Peut-on être contre le dépistage précoce ?
Dans le discourus dominant, le dépistage précoce est une
réponse d’une légitimité convenue et évidente : comment peut-on être
contre ce qui « guérit » un problème d’autant mieux qu’il sera pris
précocement, contre ce qui va permettre d’anticiper les conséquences de la
déficience ou du trouble, et de les corriger d’autant mieux que le problème
sera identifié précocement, contre ce qui va permettre, en fonction de cette
connaissance précoce, de faire les bon choix (médicaux, technologiques,
éducatifs…) ? Et pourtant…
En effet le dépistage néo-natal de la surdité n’a qu’un seul
but, celui de traiter la déficience de l’ouïe d’un point de vue uniquement
médical. Selon ce point de vue, un tel dépistage permet un diagnostic plus
précoce, et par conséquent un équipement prothétique (prothèse auditive
numérique ou implantation cochléaire) également plus précoce, gage, selon de
nombreuses études, d’une meilleure efficience dans la perspective de
performance auditive et d’acquisition de la langue orale. La plasticité
cérébrale permet en effet de mettre en place des bonnes compétences à ce
niveau.
Mais on pourrait aussi se dire, puisqu’une telle plasticité
cérébrale existe, qu’il faudrait en profiter pour proposer aux enfants repérés
lors de ce dépistage de suppléer à leur éventuelle déficience auditive par une
communication multimodale, et en particulier visuelle, en y intégrant le plus
possible des éléments d’une langue de communication visuelle et signée.
On permettrait ainsi à ces enfants d’entrer en relation avec
leur environnement humain de manière satisfaisante et gratifiante. Et on
éviterait ces phénomènes de distanciation (voire de rupture de la relation
« maternante ») du parent d’avec son enfant, parent à qui on annonce
que son enfant sera peut-être sourd, qu’il faut attendre pour savoir, qu’en
attendant il n’y a rien à faire, mais que quand on saura, on pourrai lui
redonner l’audition. Dans cet intermède en suspens, ce parent peut se mettre
aussi en suspension de la relation avec son enfant. Et on éviterait aussi le
vide précoce qu’on risque d’imposer à ceux dont l’implant ne va pas correctement fonctionner socialement (et
il y en a quand même !). Alors qu’un tel dépistage pourrait être
l’occasion de mettre en place de nouvelles modalités de relation, plus
polymodales ; et même pour celui qui s’avèrera non sourd, ce sera une
richesse !
Masi non justement, le dépistage n’est pas fait pour cela.

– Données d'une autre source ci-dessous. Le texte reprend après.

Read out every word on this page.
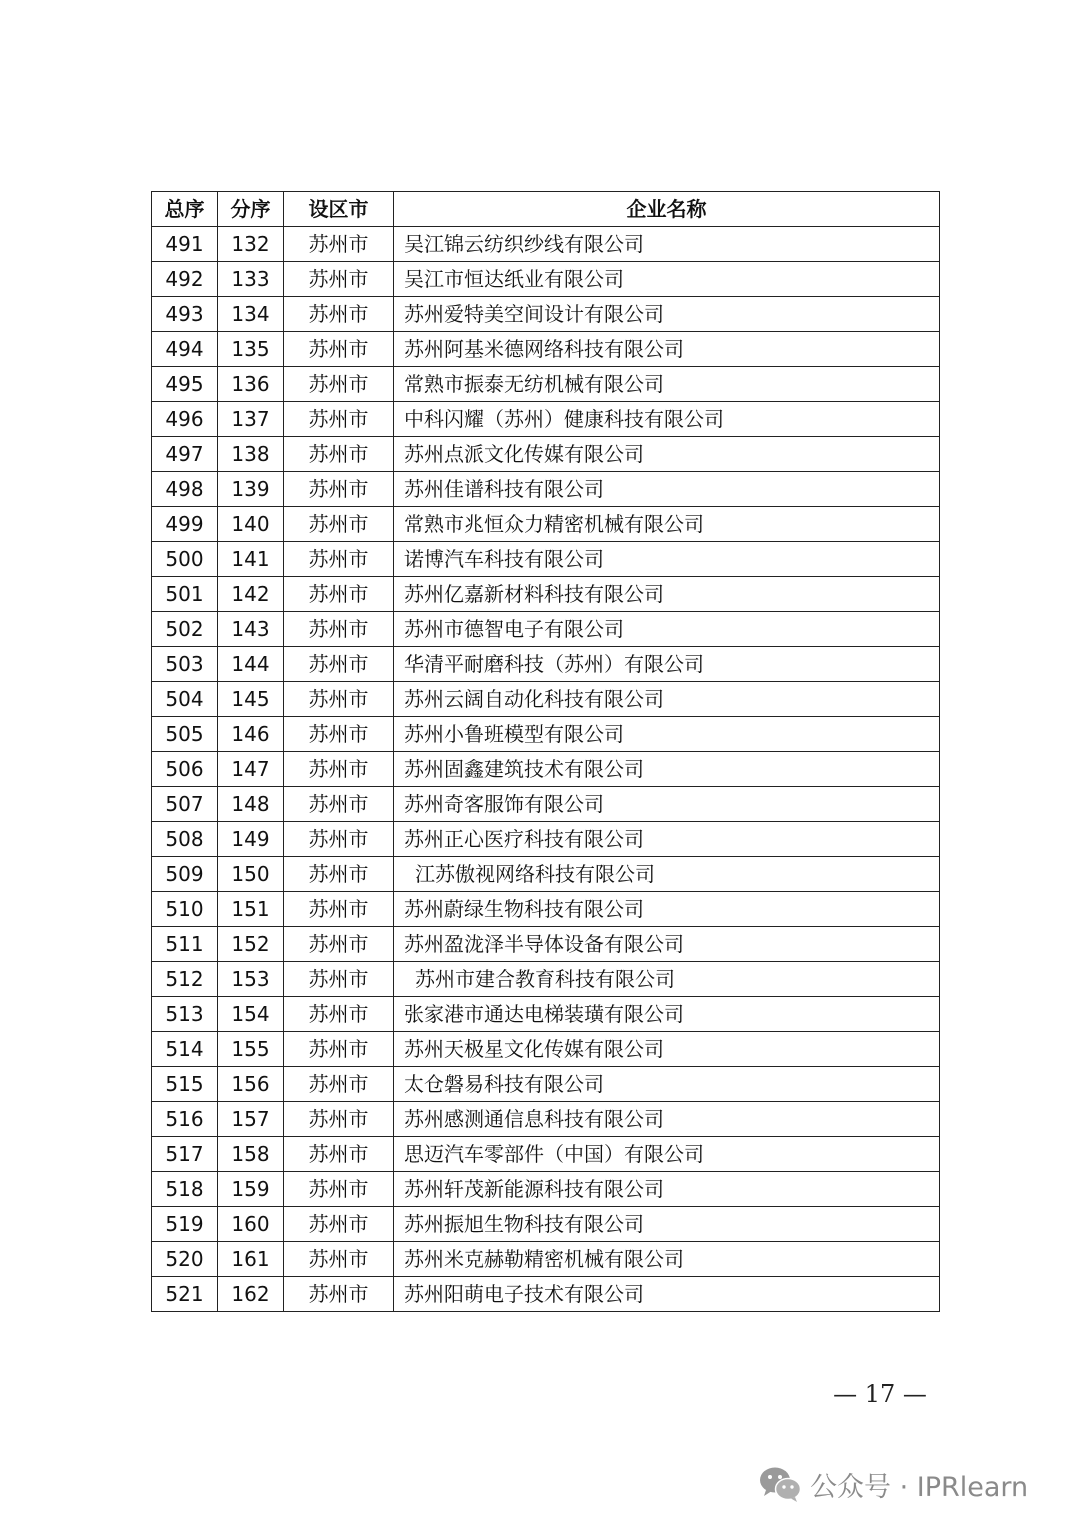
总序	分序	设区市	企业名称
491	132	苏州市	吴江锦云纺织纱线有限公司
492	133	苏州市	吴江市恒达纸业有限公司
493	134	苏州市	苏州爱特美空间设计有限公司
494	135	苏州市	苏州阿基米德网络科技有限公司
495	136	苏州市	常熟市振泰无纺机械有限公司
496	137	苏州市	中科闪耀（苏州）健康科技有限公司
497	138	苏州市	苏州点派文化传媒有限公司
498	139	苏州市	苏州佳谱科技有限公司
499	140	苏州市	常熟市兆恒众力精密机械有限公司
500	141	苏州市	诺博汽车科技有限公司
501	142	苏州市	苏州亿嘉新材料科技有限公司
502	143	苏州市	苏州市德智电子有限公司
503	144	苏州市	华清平耐磨科技（苏州）有限公司
504	145	苏州市	苏州云阔自动化科技有限公司
505	146	苏州市	苏州小鲁班模型有限公司
506	147	苏州市	苏州固鑫建筑技术有限公司
507	148	苏州市	苏州奇客服饰有限公司
508	149	苏州市	苏州正心医疗科技有限公司
509	150	苏州市	江苏傲视网络科技有限公司
510	151	苏州市	苏州蔚绿生物科技有限公司
511	152	苏州市	苏州盈泷泽半导体设备有限公司
512	153	苏州市	苏州市建合教育科技有限公司
513	154	苏州市	张家港市通达电梯装璜有限公司
514	155	苏州市	苏州天极星文化传媒有限公司
515	156	苏州市	太仓磐易科技有限公司
516	157	苏州市	苏州感测通信息科技有限公司
517	158	苏州市	思迈汽车零部件（中国）有限公司
518	159	苏州市	苏州轩茂新能源科技有限公司
519	160	苏州市	苏州振旭生物科技有限公司
520	161	苏州市	苏州米克赫勒精密机械有限公司
521	162	苏州市	苏州阳萌电子技术有限公司
— 17 —
公众号 · IPRlearn
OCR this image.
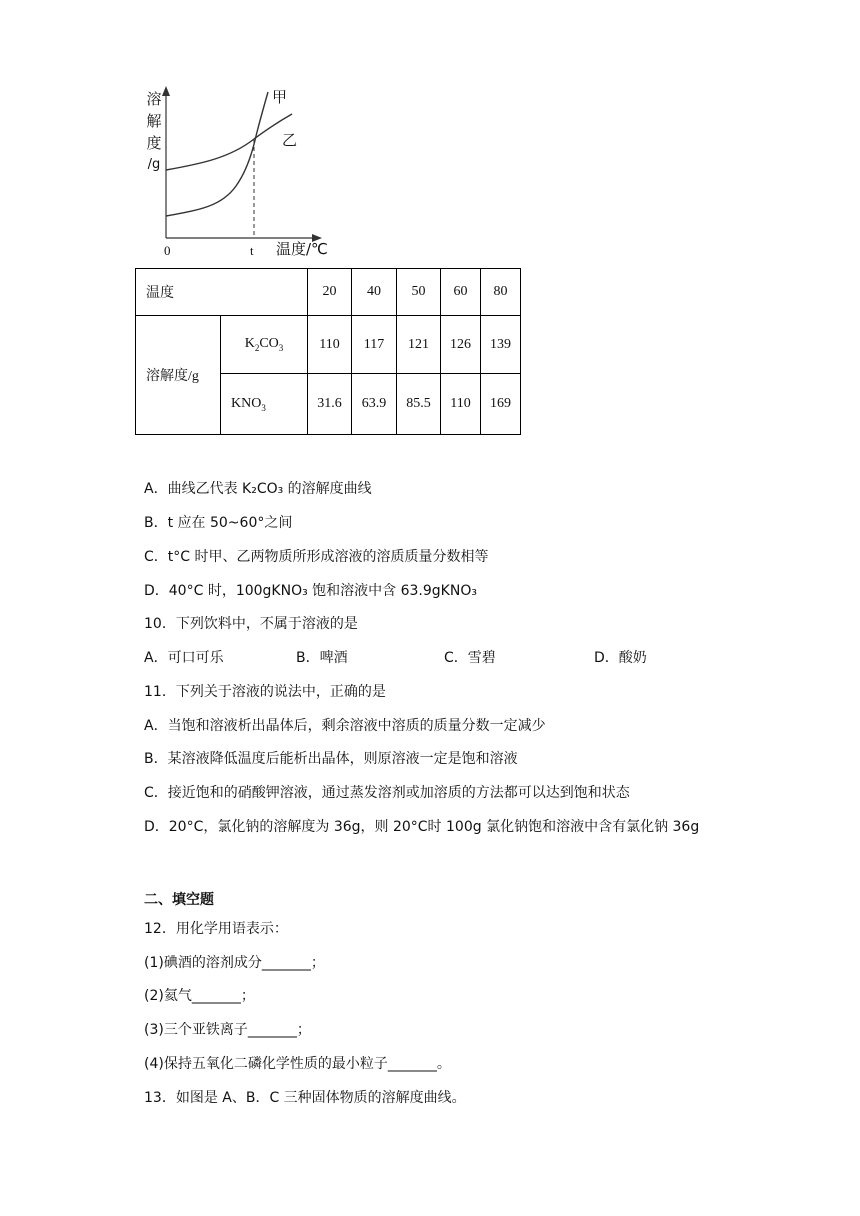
溶
解
度
/g
甲
乙
0	t 温度/℃
温度		20	40	50	60	80
溶解度/g	$K_2CO_3$	110	117	121	126	139
	$KNO_3$	31.6	63.9	85.5	110	169
A．曲线乙代表 K₂CO₃ 的溶解度曲线
B．t 应在 50~60°之间
C．t°C 时甲、乙两物质所形成溶液的溶质质量分数相等
D．40°C 时，100gKNO₃ 饱和溶液中含 63.9gKNO₃
10．下列饮料中，不属于溶液的是
A．可口可乐	B．啤酒	C．雪碧	D．酸奶
11．下列关于溶液的说法中，正确的是
A．当饱和溶液析出晶体后，剩余溶液中溶质的质量分数一定减少
B．某溶液降低温度后能析出晶体，则原溶液一定是饱和溶液
C．接近饱和的硝酸钾溶液，通过蒸发溶剂或加溶质的方法都可以达到饱和状态
D．20°C，氯化钠的溶解度为 36g，则 20°C时 100g 氯化钠饱和溶液中含有氯化钠 36g
二、填空题
12．用化学用语表示：
(1)碘酒的溶剂成分_______；
(2)氦气_______；
(3)三个亚铁离子_______；
(4)保持五氧化二磷化学性质的最小粒子_______。
13．如图是 A、B．C 三种固体物质的溶解度曲线。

Il est instrumentalisé pour anticiper le traitement médical de la déficience lorsqu’elle
sera confirmée. Parce que pour de nombreux professionnels, médicaux en
particulier, ne pas entendre, et surtout ne pas parler oralement (pendant de
l’horreur que représente le fait de parler gestuellement) est une situation qui
empêche l’accès à la qualité d’humain à part entière.
Alors oui au dépistage précoce, non à son
instrumentalisation. Oui au dépistage précoce, sous conditions d’actions
éducatives de développement des perceptions polymodales, y compris dans le
domaine langagier, pour tous ceux qui sont ainsi dépistés.